BEZOS VS BRANSON: THE BATTLE OF THE BILLIONAIRES (PART TWO)
Ahead of Virgin Galactic’s launch, the company copped some flack from the official Blue Origin Twitter account.
While Sir Richard’s craft maxes out at an altitude of 50 miles – the edge of space as defined by Nasa – Bezos’s tops the so-called Karman Line.
That’s the internationally recognised boundary of space about 62 miles above Earth.
In a tweet on July 9, Blue Origin dismissed Unity as nothing more than a “high altitude airplane” that doesn’t even technically reach space.
Speaking to The Sun last week following his successful spaceflight, Sir Ricard shot back.

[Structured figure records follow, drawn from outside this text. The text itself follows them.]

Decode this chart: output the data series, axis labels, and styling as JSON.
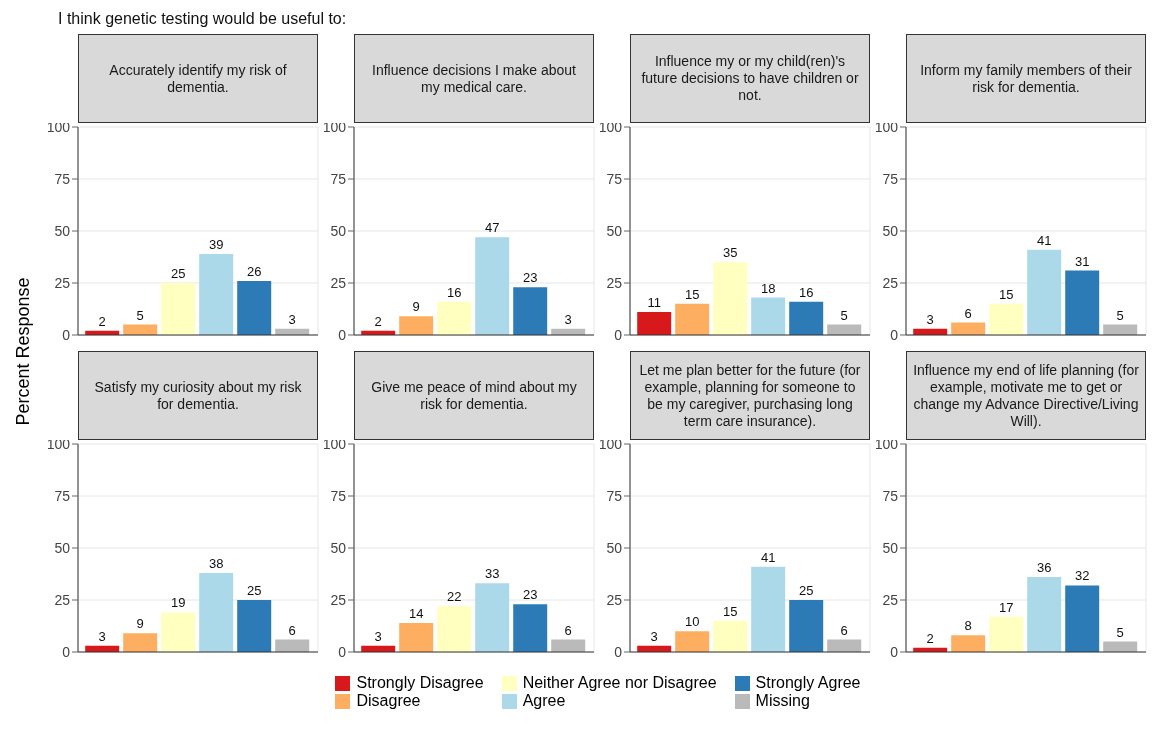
{
  "chart_data": [
    {
      "type": "bar",
      "title": "Accurately identify my risk of dementia.",
      "annotations": [
        "I think genetic testing would be useful to:"
      ],
      "ylabel": "Percent Response",
      "categories": [
        null
      ],
      "ylim": [
        0,
        100
      ],
      "yticks": [
        0,
        25,
        50,
        75,
        100
      ],
      "grid": true,
      "data_labels": true,
      "tick_labels": "y",
      "legend": "bottom",
      "series": [
        {
          "name": "Strongly Disagree",
          "color": "#d7191c",
          "values": [
            2
          ]
        },
        {
          "name": "Disagree",
          "color": "#fdae61",
          "values": [
            5
          ]
        },
        {
          "name": "Neither Agree nor Disagree",
          "color": "#ffffbf",
          "values": [
            25
          ]
        },
        {
          "name": "Agree",
          "color": "#abd9e9",
          "values": [
            39
          ]
        },
        {
          "name": "Strongly Agree",
          "color": "#2c7bb6",
          "values": [
            26
          ]
        },
        {
          "name": "Missing",
          "color": "#bababa",
          "values": [
            3
          ]
        }
      ]
    },
    {
      "type": "bar",
      "title": "Influence decisions I make about my medical care.",
      "categories": [
        null
      ],
      "ylim": [
        0,
        100
      ],
      "yticks": [
        0,
        25,
        50,
        75,
        100
      ],
      "grid": true,
      "data_labels": true,
      "tick_labels": "y",
      "series": [
        {
          "color": "#d7191c",
          "values": [
            2
          ]
        },
        {
          "color": "#fdae61",
          "values": [
            9
          ]
        },
        {
          "color": "#ffffbf",
          "values": [
            16
          ]
        },
        {
          "color": "#abd9e9",
          "values": [
            47
          ]
        },
        {
          "color": "#2c7bb6",
          "values": [
            23
          ]
        },
        {
          "color": "#bababa",
          "values": [
            3
          ]
        }
      ]
    },
    {
      "type": "bar",
      "title": "Influence my or my child(ren)'s future decisions to have children or not.",
      "categories": [
        null
      ],
      "ylim": [
        0,
        100
      ],
      "yticks": [
        0,
        25,
        50,
        75,
        100
      ],
      "grid": true,
      "data_labels": true,
      "tick_labels": "y",
      "series": [
        {
          "color": "#d7191c",
          "values": [
            11
          ]
        },
        {
          "color": "#fdae61",
          "values": [
            15
          ]
        },
        {
          "color": "#ffffbf",
          "values": [
            35
          ]
        },
        {
          "color": "#abd9e9",
          "values": [
            18
          ]
        },
        {
          "color": "#2c7bb6",
          "values": [
            16
          ]
        },
        {
          "color": "#bababa",
          "values": [
            5
          ]
        }
      ]
    },
    {
      "type": "bar",
      "title": "Inform my family members of their risk for dementia.",
      "categories": [
        null
      ],
      "ylim": [
        0,
        100
      ],
      "yticks": [
        0,
        25,
        50,
        75,
        100
      ],
      "grid": true,
      "data_labels": true,
      "tick_labels": "y",
      "series": [
        {
          "color": "#d7191c",
          "values": [
            3
          ]
        },
        {
          "color": "#fdae61",
          "values": [
            6
          ]
        },
        {
          "color": "#ffffbf",
          "values": [
            15
          ]
        },
        {
          "color": "#abd9e9",
          "values": [
            41
          ]
        },
        {
          "color": "#2c7bb6",
          "values": [
            31
          ]
        },
        {
          "color": "#bababa",
          "values": [
            5
          ]
        }
      ]
    },
    {
      "type": "bar",
      "title": "Satisfy my curiosity about my risk for dementia.",
      "categories": [
        null
      ],
      "ylim": [
        0,
        100
      ],
      "yticks": [
        0,
        25,
        50,
        75,
        100
      ],
      "grid": true,
      "data_labels": true,
      "tick_labels": "y",
      "series": [
        {
          "color": "#d7191c",
          "values": [
            3
          ]
        },
        {
          "color": "#fdae61",
          "values": [
            9
          ]
        },
        {
          "color": "#ffffbf",
          "values": [
            19
          ]
        },
        {
          "color": "#abd9e9",
          "values": [
            38
          ]
        },
        {
          "color": "#2c7bb6",
          "values": [
            25
          ]
        },
        {
          "color": "#bababa",
          "values": [
            6
          ]
        }
      ]
    },
    {
      "type": "bar",
      "title": "Give me peace of mind about my risk for dementia.",
      "categories": [
        null
      ],
      "ylim": [
        0,
        100
      ],
      "yticks": [
        0,
        25,
        50,
        75,
        100
      ],
      "grid": true,
      "data_labels": true,
      "tick_labels": "y",
      "series": [
        {
          "color": "#d7191c",
          "values": [
            3
          ]
        },
        {
          "color": "#fdae61",
          "values": [
            14
          ]
        },
        {
          "color": "#ffffbf",
          "values": [
            22
          ]
        },
        {
          "color": "#abd9e9",
          "values": [
            33
          ]
        },
        {
          "color": "#2c7bb6",
          "values": [
            23
          ]
        },
        {
          "color": "#bababa",
          "values": [
            6
          ]
        }
      ]
    },
    {
      "type": "bar",
      "title": "Let me plan better for the future (for example, planning for someone to be my caregiver, purchasing long term care insurance).",
      "categories": [
        null
      ],
      "ylim": [
        0,
        100
      ],
      "yticks": [
        0,
        25,
        50,
        75,
        100
      ],
      "grid": true,
      "data_labels": true,
      "tick_labels": "y",
      "series": [
        {
          "color": "#d7191c",
          "values": [
            3
          ]
        },
        {
          "color": "#fdae61",
          "values": [
            10
          ]
        },
        {
          "color": "#ffffbf",
          "values": [
            15
          ]
        },
        {
          "color": "#abd9e9",
          "values": [
            41
          ]
        },
        {
          "color": "#2c7bb6",
          "values": [
            25
          ]
        },
        {
          "color": "#bababa",
          "values": [
            6
          ]
        }
      ]
    },
    {
      "type": "bar",
      "title": "Influence my end of life planning (for example, motivate me to get or change my Advance Directive/Living Will).",
      "categories": [
        null
      ],
      "ylim": [
        0,
        100
      ],
      "yticks": [
        0,
        25,
        50,
        75,
        100
      ],
      "grid": true,
      "data_labels": true,
      "tick_labels": "y",
      "series": [
        {
          "color": "#d7191c",
          "values": [
            2
          ]
        },
        {
          "color": "#fdae61",
          "values": [
            8
          ]
        },
        {
          "color": "#ffffbf",
          "values": [
            17
          ]
        },
        {
          "color": "#abd9e9",
          "values": [
            36
          ]
        },
        {
          "color": "#2c7bb6",
          "values": [
            32
          ]
        },
        {
          "color": "#bababa",
          "values": [
            5
          ]
        }
      ]
    }
  ]
}
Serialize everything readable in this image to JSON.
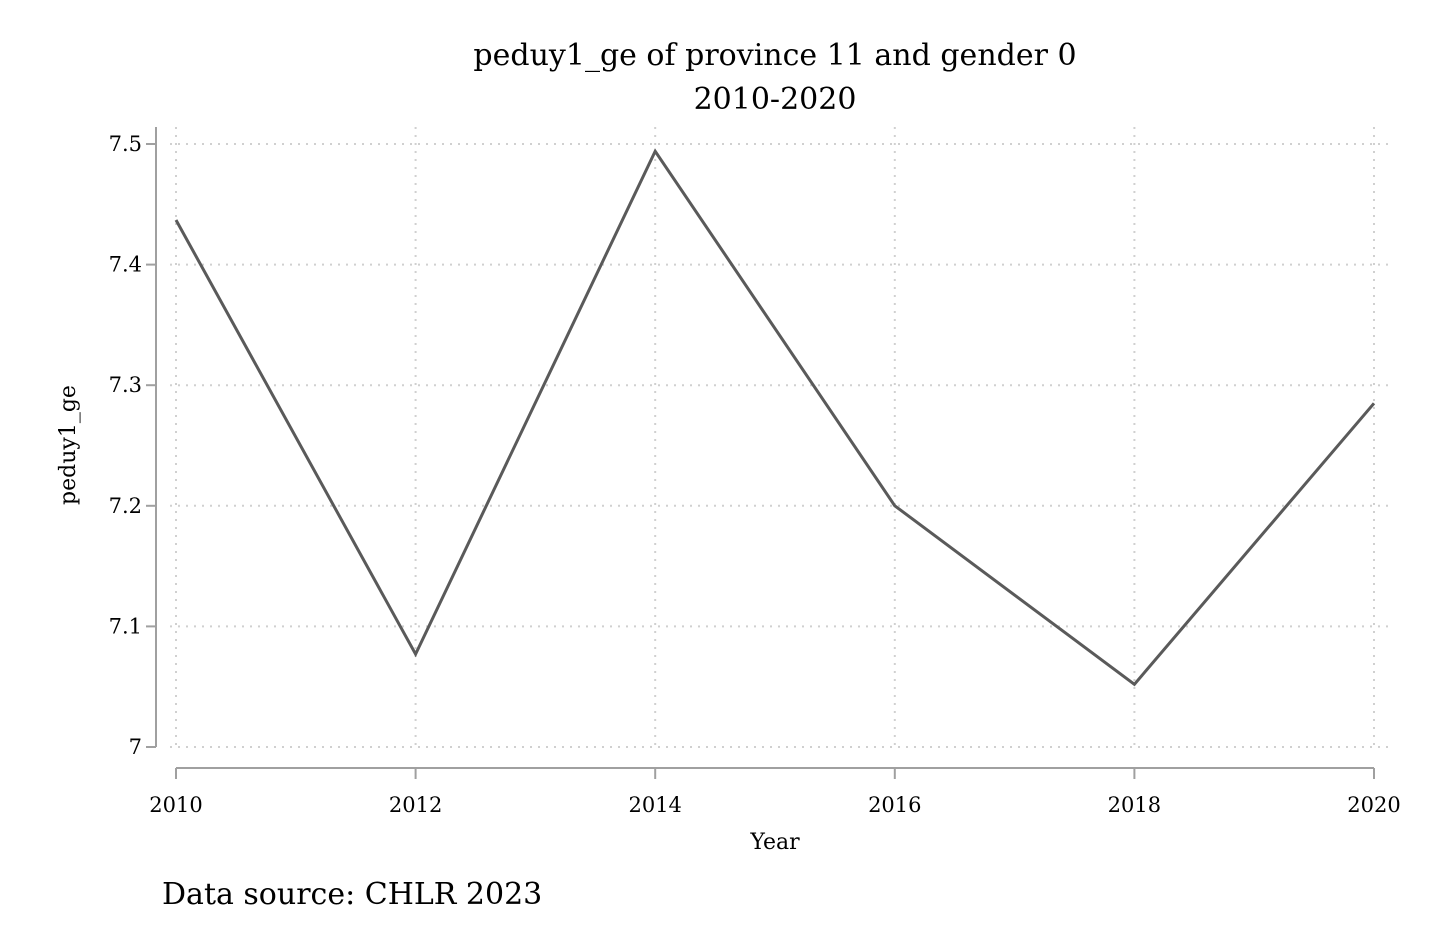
{
  "chart_data": {
    "type": "line",
    "title": "peduy1_ge of province 11 and gender 0",
    "subtitle": "2010-2020",
    "xlabel": "Year",
    "ylabel": "peduy1_ge",
    "note": "Data source: CHLR 2023",
    "x": [
      2010,
      2012,
      2014,
      2016,
      2018,
      2020
    ],
    "xticks": [
      "2010",
      "2012",
      "2014",
      "2016",
      "2018",
      "2020"
    ],
    "yticks": [
      "7",
      "7.1",
      "7.2",
      "7.3",
      "7.4",
      "7.5"
    ],
    "ytick_values": [
      7,
      7.1,
      7.2,
      7.3,
      7.4,
      7.5
    ],
    "xlim": [
      2010,
      2020
    ],
    "ylim": [
      7,
      7.5
    ],
    "grid": true,
    "series": [
      {
        "values": [
          7.437,
          7.077,
          7.494,
          7.2,
          7.052,
          7.285
        ]
      }
    ],
    "line_color": "#5a5a5a",
    "grid_color": "#d0d0d0",
    "axis_color": "#a0a0a0"
  }
}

He said his response to Blue Origin’s remarks was to “simply ignore them”.
“I have my astronaut wings,” Sir Richard said. “Nasa, who are the global authority on this, have always recognised 50 miles as the boundary of space. These are the rules we work under.
“Blue Origin’s initial spaceship may do a handful or two handfuls of seconds more in space than us, but our future spaceship will do the same.”
He added: “It really makes no difference to the overall experience that people have.
“I think if anybody looks at the pictures taken during the mission, they will see that we were firmly in space.”
Asked on Monday about the race with Branson, Bezos said: “There’s one person who was the first person in space, his name was [Russian cosmonaut] Yuri Gagarin, and that happened a long time ago.
“I think I’m number 570 or something, that’s where we are on this list, so this isn’t a competition, this is about building a road to space so that future generations can do incredible things there.”